Groundfloor’s 9.25% Preferred Note
Groundfloor’s Preferred Note offers accredited investors a way to participate in real estate-backed lending through a fixed-income structure. Groundfloor opens availability for the Preferred Note periodically. Accredited investors can sign up for a Groundfloor account and verify their accreditation status to join the notification list to to receive alerts when the next offering opens.
The Preferred Note includes a 9.25% fixed return on a 6-month investment term.
The underlying loans typically support residential real estate projects such as property renovations and development. Real estate secures these loans, creating a collateral-backed structure for the note. Since launching Notes in 2013, Groundfloor has a perfect track record, repaying full principal and interest to investors on time.
The Case for Real Estate-Backed Fixed Income as a Passive Income Strategy
Not all private credit is structured the same way, and that distinction is important. Some widely discussed private credit products rely on layered financial structures, embedded leverage through insurance vehicles, or complex fund-of-funds arrangements. Recent situations, such as the pressure observed in vehicles like Blue Owl OBDC II, illustrate how these structures can behave when underlying assumptions are tested. In contrast, real estate-backed notes are based on direct lending secured by physical property, including residential renovations, development projects, and similar collateral-backed assets.
The underlying loans generate returns rather than from multiple layers of financial engineering, which can lead to different risk and return characteristics, particularly in less stable market conditions.
Groundfloor built its platform around short-term residential real estate loans that fund property improvements, construction, and redevelopment. The underlying properties secure these loans and are generally structured with shorter investment durations. By pooling loans originated through the Groundfloor platform, Preferred and Signature Notes provide investors with access to income derived from real estate lending through a simplified, transparent structure.
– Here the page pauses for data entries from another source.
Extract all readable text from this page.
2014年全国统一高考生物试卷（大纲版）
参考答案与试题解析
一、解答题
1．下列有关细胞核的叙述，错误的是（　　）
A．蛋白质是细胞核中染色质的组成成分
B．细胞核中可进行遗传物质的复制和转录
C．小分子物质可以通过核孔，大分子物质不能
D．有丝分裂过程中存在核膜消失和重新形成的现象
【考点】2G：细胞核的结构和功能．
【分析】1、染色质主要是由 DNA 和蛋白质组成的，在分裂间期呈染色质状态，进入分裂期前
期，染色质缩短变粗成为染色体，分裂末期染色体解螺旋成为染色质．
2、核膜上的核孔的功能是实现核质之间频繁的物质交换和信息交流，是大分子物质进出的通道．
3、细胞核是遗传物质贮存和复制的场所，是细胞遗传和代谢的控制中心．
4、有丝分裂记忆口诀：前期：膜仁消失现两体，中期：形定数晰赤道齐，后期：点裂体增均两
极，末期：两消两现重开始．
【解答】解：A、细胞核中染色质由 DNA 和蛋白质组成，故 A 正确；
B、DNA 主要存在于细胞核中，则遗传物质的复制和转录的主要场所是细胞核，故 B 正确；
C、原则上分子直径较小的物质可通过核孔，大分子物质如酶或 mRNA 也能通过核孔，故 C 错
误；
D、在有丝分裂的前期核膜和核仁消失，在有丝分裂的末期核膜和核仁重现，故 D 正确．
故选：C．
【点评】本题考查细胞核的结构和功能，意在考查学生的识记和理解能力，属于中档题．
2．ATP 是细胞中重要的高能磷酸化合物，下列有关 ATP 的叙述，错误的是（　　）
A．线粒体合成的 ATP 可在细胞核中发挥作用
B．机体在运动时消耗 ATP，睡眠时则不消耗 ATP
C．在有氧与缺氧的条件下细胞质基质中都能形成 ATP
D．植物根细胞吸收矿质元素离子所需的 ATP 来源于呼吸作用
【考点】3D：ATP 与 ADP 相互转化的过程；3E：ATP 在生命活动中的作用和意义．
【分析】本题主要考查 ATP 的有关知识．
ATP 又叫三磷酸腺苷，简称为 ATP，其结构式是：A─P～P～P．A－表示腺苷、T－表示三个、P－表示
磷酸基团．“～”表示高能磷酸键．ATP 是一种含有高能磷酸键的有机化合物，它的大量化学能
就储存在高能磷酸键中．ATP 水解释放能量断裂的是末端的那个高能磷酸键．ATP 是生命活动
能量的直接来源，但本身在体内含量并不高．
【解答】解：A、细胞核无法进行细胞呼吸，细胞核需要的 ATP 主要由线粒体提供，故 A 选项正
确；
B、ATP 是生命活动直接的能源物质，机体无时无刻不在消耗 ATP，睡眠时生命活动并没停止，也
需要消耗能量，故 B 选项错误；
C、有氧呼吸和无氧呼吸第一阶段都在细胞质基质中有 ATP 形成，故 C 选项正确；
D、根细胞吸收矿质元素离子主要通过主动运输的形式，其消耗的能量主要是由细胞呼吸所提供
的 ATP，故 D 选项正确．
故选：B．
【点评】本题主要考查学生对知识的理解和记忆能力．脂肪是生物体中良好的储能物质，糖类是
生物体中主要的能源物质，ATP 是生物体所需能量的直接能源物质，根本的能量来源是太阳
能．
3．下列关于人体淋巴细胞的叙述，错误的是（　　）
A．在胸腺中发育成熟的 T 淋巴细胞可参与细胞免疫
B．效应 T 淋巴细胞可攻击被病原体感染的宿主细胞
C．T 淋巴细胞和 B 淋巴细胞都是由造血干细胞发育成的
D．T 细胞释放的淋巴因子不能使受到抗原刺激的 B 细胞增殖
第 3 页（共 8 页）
For investors considering alternatives to traditional fixed-income products, this approach offers exposure to private real estate credit markets, fixed returns over a defined investment term, and diversification beyond traditional banking products.
Fixed Income Diversification in a Changing Market
Periods of market volatility always reinforce the importance of diversification within a portfolio. While CDs, savings accounts, and bonds remain core components of many investment strategies, investors are increasingly incorporating private market credit to broaden their sources of income, often with higher-yields than traditional fixed-income investing products.
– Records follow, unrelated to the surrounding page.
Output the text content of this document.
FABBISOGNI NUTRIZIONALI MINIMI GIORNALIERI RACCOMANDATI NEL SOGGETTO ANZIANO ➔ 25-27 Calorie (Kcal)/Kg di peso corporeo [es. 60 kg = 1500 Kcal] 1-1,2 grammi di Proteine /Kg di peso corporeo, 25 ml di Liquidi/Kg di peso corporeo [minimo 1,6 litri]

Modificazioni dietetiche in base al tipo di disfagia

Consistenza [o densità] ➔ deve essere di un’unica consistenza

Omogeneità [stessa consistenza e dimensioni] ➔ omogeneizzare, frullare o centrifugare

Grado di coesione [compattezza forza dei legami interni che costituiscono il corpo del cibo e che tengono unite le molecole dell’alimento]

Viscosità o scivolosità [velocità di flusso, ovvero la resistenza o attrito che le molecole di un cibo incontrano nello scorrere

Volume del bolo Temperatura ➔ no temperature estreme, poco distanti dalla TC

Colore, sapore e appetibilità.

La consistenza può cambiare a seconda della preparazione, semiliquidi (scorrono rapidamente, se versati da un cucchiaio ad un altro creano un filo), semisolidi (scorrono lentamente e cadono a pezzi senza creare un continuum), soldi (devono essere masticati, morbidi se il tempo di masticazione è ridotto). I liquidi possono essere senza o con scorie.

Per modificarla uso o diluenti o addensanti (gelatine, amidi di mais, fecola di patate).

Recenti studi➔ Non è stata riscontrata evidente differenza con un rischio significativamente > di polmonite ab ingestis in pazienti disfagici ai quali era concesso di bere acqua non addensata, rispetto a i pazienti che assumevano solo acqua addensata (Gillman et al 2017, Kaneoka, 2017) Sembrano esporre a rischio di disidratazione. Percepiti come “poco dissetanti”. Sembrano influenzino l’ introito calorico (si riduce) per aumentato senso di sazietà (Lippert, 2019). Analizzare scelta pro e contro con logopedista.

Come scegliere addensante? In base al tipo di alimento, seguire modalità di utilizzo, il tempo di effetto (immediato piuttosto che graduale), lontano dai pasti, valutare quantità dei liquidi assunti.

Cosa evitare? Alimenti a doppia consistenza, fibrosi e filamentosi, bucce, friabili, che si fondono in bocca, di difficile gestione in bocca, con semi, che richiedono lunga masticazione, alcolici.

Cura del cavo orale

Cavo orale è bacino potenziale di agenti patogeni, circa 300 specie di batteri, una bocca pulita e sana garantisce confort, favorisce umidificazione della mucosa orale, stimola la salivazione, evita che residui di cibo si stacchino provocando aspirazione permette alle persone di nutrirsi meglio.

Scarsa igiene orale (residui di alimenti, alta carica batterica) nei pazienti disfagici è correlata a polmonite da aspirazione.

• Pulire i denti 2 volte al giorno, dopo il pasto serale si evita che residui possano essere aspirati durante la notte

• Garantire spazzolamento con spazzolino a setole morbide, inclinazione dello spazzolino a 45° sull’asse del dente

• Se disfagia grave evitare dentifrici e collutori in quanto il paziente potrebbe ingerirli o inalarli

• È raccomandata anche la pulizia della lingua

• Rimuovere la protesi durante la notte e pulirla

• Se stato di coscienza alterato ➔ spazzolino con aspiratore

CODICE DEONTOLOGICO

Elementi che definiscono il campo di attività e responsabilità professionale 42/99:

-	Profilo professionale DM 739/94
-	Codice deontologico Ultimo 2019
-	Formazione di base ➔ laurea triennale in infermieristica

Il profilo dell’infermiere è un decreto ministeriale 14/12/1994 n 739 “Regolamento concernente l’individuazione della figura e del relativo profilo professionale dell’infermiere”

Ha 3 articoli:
Real estate-backed notes can play a role in a fixed-income investing approach by providing exposure to property-secured lending and income generated outside traditional banking channels.
The Bigger Picture: Why Private Market Investing Matters in 2026
Fixed-income investing is evolving. The assumption that a reliable passive income stream can be built entirely from bank products and public bonds is being challenged by a market where correlations increase during periods of stress, yields compress as monetary policy shifts, and inflation reduces real returns. In response, private credit has emerged as part of a broader reassessment of portfolio construction.
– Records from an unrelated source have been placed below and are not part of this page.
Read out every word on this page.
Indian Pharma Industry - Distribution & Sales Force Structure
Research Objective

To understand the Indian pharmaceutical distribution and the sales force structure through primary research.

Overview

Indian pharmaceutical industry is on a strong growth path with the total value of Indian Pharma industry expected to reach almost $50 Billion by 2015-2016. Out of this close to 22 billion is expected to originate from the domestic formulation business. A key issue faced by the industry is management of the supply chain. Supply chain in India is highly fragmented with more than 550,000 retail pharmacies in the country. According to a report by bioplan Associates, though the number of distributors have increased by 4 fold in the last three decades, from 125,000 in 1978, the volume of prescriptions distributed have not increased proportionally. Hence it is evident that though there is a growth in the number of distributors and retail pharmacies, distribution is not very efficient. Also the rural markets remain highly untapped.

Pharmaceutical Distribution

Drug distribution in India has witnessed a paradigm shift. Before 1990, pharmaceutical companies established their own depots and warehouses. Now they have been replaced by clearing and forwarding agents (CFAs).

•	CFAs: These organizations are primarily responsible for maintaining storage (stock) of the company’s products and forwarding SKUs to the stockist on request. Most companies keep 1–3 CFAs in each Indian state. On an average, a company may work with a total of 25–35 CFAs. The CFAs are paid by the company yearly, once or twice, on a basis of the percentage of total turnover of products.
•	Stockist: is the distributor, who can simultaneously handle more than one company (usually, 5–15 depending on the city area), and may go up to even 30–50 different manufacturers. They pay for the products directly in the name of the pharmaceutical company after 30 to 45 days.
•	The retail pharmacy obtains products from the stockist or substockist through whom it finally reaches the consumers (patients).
As traditional fixed-income assets deliver lower yields and less diversification than in prior cycles, investors across institutional and individual segments are allocating to alternative income sources. Groundfloor has been providing access to this segment since 2013. For investors seeking a straightforward entry point, Notes offer a way to incorporate private real estate credit into an income strategy. Groundfloor’s Preferred Note, for example, provides a six-month investment with a 9.25% fixed annualized return. Supported by real estate lending activity on the platform, the Preferred Note is a smart addition to diversified fixed-income portfolios.